Uno de los temas centrales del discurso de campaña de Donald Trump es lo que él llama recuperar la grandeza de los Estados Unidos en el mundo. Hillary y Obama ripostan diciendo que Estados Unidos ya es grandioso y se sienten orgullosos de esta gloria y esplendor. En esencia todos coinciden en el carácter imperial como un sello de identidad de USA y la necesidad de recuperarlo o mantenerlo.

La obsesión por la grandeza es persistente en todo el liderazgo a lo largo de la historia estadounidenses, quienes han encarnado la vocación mesiánica de salvadores del mundo. Ello ha significado la configuración de una cultura militarista y de la guerra que unifica a la mayoría de los norteamericanos.
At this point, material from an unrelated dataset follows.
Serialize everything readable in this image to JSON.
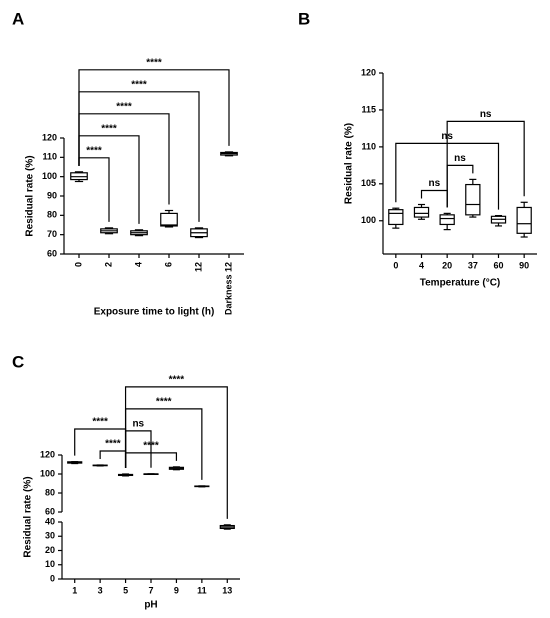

La ideología de nación elegida para salvar el mundo fue claramente explicada por el senador de Indiana en el 1900, Albert Beveridge, cuando decía «Dios designó al pueblo estadounidense como nación elegida para dar inicio a la regeneración del mundo». En ese contexto mesiánico cada presidente se convierte en un nuevo Noé. El problema es que Trump en el Arca no quiere negros ni hispanos ni árabes.

Quizás el punto de distanciamento de la inspiración imperial de Hillary y Obama con Donald Trump es que este último parece reivindicar la lógica de conquistarlo todo, no poner límites a la instauración de un esquema de dominación de carácter planetario y uniformizar la cultura teniendo los valores norteamericanos como centro. Trump en el fondo es continuador del discurso religioso de ver a Estados Unidos como el segundo pueblo elegido para salvar a la humanidad. Hillary y Obama marcan una línea de tolerancia en torno de la diversidad, pero sin abandonar la convicción de que este país es el mejor y el modelo a ser imitado por los demás en el planeta.

El imperialismo de Trump es claramente militarista y está basado en el control absolutista del planeta y la satanización de la diversidad. El de Hillary y Obama es el de la defensa de los intereses globales de USA, con un espíritu de baja intensidad militar y de reconocimiento a lo plural. No obstante, los tres coinciden en hacer del mundo un inmenso mercado al servicio de las grandes empresas estadounidenses, porque piensan y asumen que son los mejores y todos debemos consumir los bienes materiales y simbólicos que ellos producen. Es una paranoia e ideología etnocéntrica del liderazgo político y empresarial de esta nación que  ha tenido un costo para el desarrollo de muchos países. Un punto a favor de Obama es la capacidad que ha exhibido de autocrítica por los desaciertos de su país, actitud  ésta no visible en Hillary.

El lenguaje de Trump augura tiempos apocalípticos incontrolables y preanuncia catástrofes de dimensiones inimaginables. En su invocación de grandeza observamos a un Trump con el pecho hinchado, con aire triunfante, arrogante y espíritu de César moderno. En sus pronunciamientos hay una clara peligrosidad y el riesgo de una guerra implacable contra todo aquello que le huela a amenaza contra USA. Es un camino torcido y equívoco. En cambio, en su vocación imperial sentimos una Hillary simuladora, pero transmitiendo un mensaje de seguridad al mundo. Ella, al igual que Trump, no vacilará en enviar tropas norteamericanas donde considere que los intereses de su país están en riesgos. Las expectativas de cambio a la esencia es una ilusión.

Esperamos un día ver a candidatos y presidentes estadounidenses luchando por hacer de esta nación la más equitativa, solidaria, segura y pacifista del mundo.